In a time when the effectiveness of American higher education is under scrutiny, when the value of college is regularly called into question, higher education needs strong arguments and persuasive leadership. We need scholars who can articulate that which so many of us deeply believe: a well-learned baccalaureate degree from a strong and caring institution can have a dramatically positive effect on a student’s life, and when that happens to scale, a happy and productive populace is the result.
Michael S. Roth, president of Wesleyan University, recently jumped into the fray with Beyond the University: Why Liberal Education Matters. Roth is an ideal candidate for this kind of work. A first-generation college student, Roth is extraordinarily clever. He has been a tireless champion for the humanities, a prolific scholar, and an educational innovator. He blogs, writes beautifully, and has even taught a MOOC. He is the kind of thinker that one can savor.
Beyond the University has much to recommend. Taking as its leaping off point that a wide-scale swing away from liberal education to vocational education is short-sighted, Roth crafts a philosophical and historical argument about how best to educate. He weaves classical thinkers with American icons, such as Thomas Jefferson, Frederick Douglass, W.E.B. DuBois, Jane Addams, and William James. He highlights some less known writers, such as David Walker, an 18th century abolitionist whose impact would have been profound had he lived a longer life. Roth’s greatest affinity, however, is for John Dewey. The book’s underlying call for a useful or relevant education resonates with Dewey’s ideas about pragmatism.
Roth has an impressive mastery of his material. His writing is engaging, his arguments sound, and the scope is impressive. He has done yeoman’s service in providing a clear exposition of the lengthy American tradition of liberal education. And if ever called on to defend the roots of liberal education, I would gladly reach for Beyond the University. Problem is, that’s neither the question nor the issue.
Critics of higher education have focused attention on current costs and future benefits higher education. Their concerns have to be higher education’s concerns as well. For too many decades, many of us in higher education have defended practice and policy on the basis of tradition, history, and success. If college education worked for all these wonderfully successful people, it must be effective. That argument simply does not work when total educational debt in the United States is more than one trillion dollars. That is a heck of a lot of money.

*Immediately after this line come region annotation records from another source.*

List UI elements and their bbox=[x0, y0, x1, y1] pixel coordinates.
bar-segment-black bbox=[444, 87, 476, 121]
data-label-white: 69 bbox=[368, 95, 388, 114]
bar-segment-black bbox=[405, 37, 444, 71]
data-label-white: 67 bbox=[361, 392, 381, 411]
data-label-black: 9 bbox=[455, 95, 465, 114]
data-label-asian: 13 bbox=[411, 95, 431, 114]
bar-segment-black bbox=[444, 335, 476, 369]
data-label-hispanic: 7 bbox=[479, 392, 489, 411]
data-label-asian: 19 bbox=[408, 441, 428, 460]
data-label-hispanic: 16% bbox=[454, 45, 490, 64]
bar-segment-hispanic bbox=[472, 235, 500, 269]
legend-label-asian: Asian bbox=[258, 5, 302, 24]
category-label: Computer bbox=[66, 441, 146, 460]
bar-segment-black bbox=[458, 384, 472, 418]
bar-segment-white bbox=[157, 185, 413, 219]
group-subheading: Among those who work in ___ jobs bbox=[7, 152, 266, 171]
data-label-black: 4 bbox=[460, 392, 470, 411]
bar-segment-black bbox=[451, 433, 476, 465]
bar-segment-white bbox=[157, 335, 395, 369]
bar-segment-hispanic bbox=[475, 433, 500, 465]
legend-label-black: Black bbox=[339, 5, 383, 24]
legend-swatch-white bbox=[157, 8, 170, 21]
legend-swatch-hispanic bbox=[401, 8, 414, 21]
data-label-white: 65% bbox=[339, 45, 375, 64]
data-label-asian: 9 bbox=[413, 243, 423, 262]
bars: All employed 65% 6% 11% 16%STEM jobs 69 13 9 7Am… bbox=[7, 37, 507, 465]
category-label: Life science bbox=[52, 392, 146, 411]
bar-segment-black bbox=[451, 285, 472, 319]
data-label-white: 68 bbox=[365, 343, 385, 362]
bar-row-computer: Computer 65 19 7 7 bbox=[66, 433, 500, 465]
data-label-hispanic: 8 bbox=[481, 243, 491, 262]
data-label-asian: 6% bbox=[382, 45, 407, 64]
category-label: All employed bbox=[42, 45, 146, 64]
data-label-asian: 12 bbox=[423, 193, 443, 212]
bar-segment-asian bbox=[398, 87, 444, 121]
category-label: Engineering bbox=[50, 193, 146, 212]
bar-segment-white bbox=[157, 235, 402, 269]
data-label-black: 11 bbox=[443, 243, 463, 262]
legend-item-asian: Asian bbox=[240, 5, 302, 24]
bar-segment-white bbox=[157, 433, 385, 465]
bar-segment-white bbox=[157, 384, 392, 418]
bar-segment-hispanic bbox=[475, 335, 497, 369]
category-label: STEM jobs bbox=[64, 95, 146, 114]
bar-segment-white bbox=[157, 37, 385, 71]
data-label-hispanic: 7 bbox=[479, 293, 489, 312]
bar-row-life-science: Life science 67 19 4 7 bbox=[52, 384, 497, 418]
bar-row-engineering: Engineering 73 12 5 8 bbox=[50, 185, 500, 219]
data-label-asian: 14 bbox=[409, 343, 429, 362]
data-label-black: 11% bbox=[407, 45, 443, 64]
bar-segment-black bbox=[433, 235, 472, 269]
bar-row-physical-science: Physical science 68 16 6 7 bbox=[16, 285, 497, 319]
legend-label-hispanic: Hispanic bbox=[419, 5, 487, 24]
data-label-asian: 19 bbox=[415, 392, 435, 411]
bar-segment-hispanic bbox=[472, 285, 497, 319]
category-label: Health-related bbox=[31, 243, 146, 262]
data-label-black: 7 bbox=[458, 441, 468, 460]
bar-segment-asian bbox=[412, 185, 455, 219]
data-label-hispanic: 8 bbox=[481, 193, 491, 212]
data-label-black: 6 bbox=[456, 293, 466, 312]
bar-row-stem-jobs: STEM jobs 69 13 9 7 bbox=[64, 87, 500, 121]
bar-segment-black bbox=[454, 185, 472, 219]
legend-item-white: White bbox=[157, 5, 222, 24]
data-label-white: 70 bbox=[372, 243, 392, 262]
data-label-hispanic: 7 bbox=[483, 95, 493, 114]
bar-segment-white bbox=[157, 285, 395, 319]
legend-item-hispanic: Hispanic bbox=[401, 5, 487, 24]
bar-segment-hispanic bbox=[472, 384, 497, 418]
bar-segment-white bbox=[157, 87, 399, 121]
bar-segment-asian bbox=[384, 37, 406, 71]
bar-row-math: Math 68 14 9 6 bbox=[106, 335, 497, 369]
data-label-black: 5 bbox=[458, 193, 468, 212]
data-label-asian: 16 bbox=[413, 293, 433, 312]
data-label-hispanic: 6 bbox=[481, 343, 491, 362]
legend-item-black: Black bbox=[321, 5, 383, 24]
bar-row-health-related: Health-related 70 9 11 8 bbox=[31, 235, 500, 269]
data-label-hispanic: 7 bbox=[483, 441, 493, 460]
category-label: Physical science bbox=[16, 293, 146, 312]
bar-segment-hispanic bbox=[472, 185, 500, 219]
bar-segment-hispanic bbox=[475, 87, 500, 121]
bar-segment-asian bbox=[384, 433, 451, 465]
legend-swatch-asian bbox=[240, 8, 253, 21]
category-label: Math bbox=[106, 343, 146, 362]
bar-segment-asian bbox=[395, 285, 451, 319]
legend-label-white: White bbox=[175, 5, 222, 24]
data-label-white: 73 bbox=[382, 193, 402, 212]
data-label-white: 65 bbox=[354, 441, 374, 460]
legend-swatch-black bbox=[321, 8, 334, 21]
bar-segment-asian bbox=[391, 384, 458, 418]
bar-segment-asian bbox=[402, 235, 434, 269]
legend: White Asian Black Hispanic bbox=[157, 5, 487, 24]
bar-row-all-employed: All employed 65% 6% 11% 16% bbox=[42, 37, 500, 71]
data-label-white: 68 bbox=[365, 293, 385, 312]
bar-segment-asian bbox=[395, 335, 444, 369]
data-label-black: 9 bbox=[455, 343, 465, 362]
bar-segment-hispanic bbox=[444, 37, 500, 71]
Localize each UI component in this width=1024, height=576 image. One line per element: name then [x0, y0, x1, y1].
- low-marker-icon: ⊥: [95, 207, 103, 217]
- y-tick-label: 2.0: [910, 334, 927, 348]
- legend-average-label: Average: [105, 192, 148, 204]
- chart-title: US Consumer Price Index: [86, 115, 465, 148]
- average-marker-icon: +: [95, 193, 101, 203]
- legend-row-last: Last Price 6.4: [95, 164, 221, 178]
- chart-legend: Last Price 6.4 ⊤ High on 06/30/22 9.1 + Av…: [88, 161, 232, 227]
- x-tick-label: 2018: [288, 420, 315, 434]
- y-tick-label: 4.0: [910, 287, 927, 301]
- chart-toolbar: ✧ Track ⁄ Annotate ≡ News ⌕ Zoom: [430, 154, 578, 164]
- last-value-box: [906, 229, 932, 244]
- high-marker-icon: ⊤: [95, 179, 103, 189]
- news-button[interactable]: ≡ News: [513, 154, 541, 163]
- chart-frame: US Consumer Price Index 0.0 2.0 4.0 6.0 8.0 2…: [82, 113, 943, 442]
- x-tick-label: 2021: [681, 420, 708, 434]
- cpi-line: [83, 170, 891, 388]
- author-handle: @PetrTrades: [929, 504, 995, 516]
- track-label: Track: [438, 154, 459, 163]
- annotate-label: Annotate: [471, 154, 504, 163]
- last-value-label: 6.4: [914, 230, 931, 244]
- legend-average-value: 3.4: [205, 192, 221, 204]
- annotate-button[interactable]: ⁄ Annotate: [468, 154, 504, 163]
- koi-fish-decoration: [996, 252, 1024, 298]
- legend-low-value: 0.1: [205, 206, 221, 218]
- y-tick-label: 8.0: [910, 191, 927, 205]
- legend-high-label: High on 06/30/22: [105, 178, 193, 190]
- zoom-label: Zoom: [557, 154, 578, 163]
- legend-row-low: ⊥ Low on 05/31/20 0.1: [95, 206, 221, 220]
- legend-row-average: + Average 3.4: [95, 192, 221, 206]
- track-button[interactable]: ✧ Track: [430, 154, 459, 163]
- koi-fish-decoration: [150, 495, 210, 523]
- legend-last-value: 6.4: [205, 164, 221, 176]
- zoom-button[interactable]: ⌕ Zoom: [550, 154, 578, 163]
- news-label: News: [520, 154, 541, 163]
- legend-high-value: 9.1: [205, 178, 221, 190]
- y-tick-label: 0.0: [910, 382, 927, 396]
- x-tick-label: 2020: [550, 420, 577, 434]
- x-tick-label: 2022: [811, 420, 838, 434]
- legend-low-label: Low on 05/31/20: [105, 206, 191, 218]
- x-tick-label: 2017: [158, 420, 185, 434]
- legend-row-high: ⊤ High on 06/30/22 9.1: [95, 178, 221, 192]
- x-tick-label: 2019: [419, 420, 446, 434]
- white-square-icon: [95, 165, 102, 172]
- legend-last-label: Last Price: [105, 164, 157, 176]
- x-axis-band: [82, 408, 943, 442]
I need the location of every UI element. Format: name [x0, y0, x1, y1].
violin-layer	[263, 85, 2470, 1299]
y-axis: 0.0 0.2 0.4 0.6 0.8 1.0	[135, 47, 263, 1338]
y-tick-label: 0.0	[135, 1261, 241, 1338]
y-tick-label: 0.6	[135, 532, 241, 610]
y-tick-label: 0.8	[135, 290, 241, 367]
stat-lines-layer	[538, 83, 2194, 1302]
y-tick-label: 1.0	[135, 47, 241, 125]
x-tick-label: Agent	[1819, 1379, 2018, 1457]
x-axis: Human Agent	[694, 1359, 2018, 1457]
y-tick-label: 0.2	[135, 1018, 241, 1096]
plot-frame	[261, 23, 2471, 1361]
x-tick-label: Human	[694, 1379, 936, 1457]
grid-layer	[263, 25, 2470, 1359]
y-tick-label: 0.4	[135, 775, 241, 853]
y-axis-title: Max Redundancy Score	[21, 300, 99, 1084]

A liberal education at an outstanding institution, such as Wesleyan, has tremendous value. It did generations ago and it will for decades in the future. I am confident that future generations of wealthy Americans will gladly send their sons and daughters to like institutions of higher education that are committed the development of the whole student. The challenge is that fewer and fewer Americans can afford it – and there are no viable alternatives on the horizon.